Putative deletions were asserted by 9 distinct callers using Illumina data sets, spanning the entire size range. These callers are tuned independently and achieve different degrees of sensitivity and specificity for different deletion sizes. The percentage of putative deletion calls confirmed decreased as a function of deletion size, while the percentage of refuted calls increased with increasing deletion size (Figure 11a). This result is likely due to the short read length associated with the underlying data. In contrast, SV-Verify confirmed a more consistent percentage of deletions across all size ranges from the 6 callers utilizing PacBio or the two callers using Bionano data (Figures 11b, c). Deletion calls made using Complete Genomics data by three callers were likewise similarly confirmed in the smaller size ranges, but showed a significantly higher percentage of refuted calls in the ≥ 3000 bp size range (Figure 11d). Overall these results affirm that technologies providing longer range information generate more accurate calls across a wide range of deletion sizes. In addition, these results indicate that no single technology has the sensitivity and specificity to generate a complete and accurate set of high-confidence deletion calls even when multiple callers are used.
CONCLUSION
We have described the development of SV-Verify, a robust method for the verification of putative deletions called by a variety of different algorithms and underlying data types. SVMs were trained using a high-confidence deletion call set from the human genome NA12878, a powerful and unique resource produced by the GIAB consortium. For training, high-confidence NA12878 deletions served as true positives and a set of true negatives were created by asserting deletions in random areas of the genome. Single-molecule data from the Nabsys HD-Mapping platform have a resolution well below the limit of data from optical mapping platforms. As a result, SV-Verify is capable of verifying deletions as small as 300 bp and with no upper limit on size. This is demonstrated by the excellent sensitivity versus specificity characteristics displayed by ROC curves for each of the SVMs. The SV-Verify software package combined this effective SVM training with high-resolution single molecule HD-Mapping and enabled high throughput, fully automated evaluation of thousands of putative deletion calls from the NA24385 genome.

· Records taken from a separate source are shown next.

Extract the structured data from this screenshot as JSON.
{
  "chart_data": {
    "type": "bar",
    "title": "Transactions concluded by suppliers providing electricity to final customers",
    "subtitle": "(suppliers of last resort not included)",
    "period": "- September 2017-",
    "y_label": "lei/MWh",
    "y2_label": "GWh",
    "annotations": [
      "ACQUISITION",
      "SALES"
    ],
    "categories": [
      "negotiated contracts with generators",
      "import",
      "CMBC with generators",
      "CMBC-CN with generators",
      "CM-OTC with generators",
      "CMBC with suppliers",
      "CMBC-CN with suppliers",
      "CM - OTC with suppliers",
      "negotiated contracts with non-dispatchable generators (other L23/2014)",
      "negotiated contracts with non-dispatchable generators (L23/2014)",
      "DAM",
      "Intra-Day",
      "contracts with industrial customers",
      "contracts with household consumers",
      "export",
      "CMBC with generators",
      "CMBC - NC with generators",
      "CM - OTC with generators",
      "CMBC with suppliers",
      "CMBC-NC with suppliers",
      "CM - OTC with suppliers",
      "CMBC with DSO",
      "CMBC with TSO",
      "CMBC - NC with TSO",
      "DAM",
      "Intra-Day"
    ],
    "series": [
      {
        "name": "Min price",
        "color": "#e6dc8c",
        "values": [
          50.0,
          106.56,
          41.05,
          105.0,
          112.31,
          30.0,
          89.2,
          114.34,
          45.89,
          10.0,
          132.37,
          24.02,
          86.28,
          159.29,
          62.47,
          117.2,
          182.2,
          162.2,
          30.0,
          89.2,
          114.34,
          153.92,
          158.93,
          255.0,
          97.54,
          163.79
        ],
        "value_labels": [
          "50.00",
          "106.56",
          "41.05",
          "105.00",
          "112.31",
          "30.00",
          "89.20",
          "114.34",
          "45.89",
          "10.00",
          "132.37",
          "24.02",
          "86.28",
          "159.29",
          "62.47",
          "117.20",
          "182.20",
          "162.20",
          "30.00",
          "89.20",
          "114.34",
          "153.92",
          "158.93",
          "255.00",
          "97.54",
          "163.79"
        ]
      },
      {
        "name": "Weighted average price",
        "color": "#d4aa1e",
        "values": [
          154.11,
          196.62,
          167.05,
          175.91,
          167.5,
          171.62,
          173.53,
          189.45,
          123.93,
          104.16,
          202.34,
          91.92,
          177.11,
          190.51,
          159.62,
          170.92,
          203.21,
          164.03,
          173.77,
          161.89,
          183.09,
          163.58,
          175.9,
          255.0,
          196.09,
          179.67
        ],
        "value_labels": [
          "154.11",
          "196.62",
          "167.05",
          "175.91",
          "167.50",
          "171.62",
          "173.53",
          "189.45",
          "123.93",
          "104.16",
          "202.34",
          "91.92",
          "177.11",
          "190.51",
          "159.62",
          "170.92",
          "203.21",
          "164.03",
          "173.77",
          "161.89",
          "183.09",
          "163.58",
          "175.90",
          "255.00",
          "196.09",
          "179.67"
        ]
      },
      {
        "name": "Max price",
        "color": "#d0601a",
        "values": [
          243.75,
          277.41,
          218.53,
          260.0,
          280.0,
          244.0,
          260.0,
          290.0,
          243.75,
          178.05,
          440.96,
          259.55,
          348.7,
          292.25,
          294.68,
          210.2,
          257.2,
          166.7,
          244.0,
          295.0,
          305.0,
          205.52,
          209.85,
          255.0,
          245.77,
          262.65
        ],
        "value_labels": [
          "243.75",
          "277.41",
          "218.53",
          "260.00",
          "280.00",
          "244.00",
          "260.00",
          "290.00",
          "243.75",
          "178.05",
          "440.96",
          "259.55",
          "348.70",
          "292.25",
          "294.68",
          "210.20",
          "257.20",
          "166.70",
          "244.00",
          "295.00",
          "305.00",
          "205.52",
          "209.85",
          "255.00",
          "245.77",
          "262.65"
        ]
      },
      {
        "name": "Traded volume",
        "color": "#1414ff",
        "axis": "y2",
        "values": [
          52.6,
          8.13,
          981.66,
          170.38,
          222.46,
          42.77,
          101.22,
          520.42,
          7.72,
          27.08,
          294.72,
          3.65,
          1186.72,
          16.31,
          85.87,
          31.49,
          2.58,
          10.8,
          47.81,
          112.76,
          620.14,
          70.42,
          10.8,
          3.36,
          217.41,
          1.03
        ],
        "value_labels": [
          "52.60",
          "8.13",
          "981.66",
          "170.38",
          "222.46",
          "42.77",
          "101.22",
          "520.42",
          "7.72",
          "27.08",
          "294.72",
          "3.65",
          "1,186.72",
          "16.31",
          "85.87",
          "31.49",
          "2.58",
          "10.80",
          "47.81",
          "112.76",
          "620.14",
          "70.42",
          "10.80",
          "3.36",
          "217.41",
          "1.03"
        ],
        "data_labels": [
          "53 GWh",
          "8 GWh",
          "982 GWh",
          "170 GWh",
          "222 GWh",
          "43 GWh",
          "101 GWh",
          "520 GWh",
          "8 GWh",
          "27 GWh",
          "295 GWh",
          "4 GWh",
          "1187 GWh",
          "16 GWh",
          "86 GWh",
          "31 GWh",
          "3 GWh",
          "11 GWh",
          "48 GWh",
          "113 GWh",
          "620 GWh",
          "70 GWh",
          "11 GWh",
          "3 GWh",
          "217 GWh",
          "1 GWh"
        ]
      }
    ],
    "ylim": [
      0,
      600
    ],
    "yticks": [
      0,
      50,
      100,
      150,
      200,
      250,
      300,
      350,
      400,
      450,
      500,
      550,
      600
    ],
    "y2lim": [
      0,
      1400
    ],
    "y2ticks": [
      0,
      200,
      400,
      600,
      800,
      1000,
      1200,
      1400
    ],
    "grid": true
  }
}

The Nabsys platform capabilities allow a seamless extension of high-confidence deletion calls to any length scale when used in conjunction with a single NGS technology, eliminating putative deletions that would not be substantiated by additional technologies. As additional high-confidence deletion data become available, SV-Verify will be refined to provide even higher performance for deletion calling. The methods described here are readily extensible to other types of structural variants, such as insertions, large inversions, translocations, and complex variants. Moreover, further development will enable discovery of SVs not revealed by current technologies and analytical approaches.
ACKNOWLEDGEMENTS
We thank Justin Zook, Ph.D. and Marc Salit, Ph.D., of the NIST Genome-Scale Measurement Group for welcoming our participation in the GIAB consortium and integrating our results with those provided by other consortium members. We thank Eliezer Upfal, Ph.D., Professor of Computer Science, Brown University for his machine learning expertise and review of this manuscript.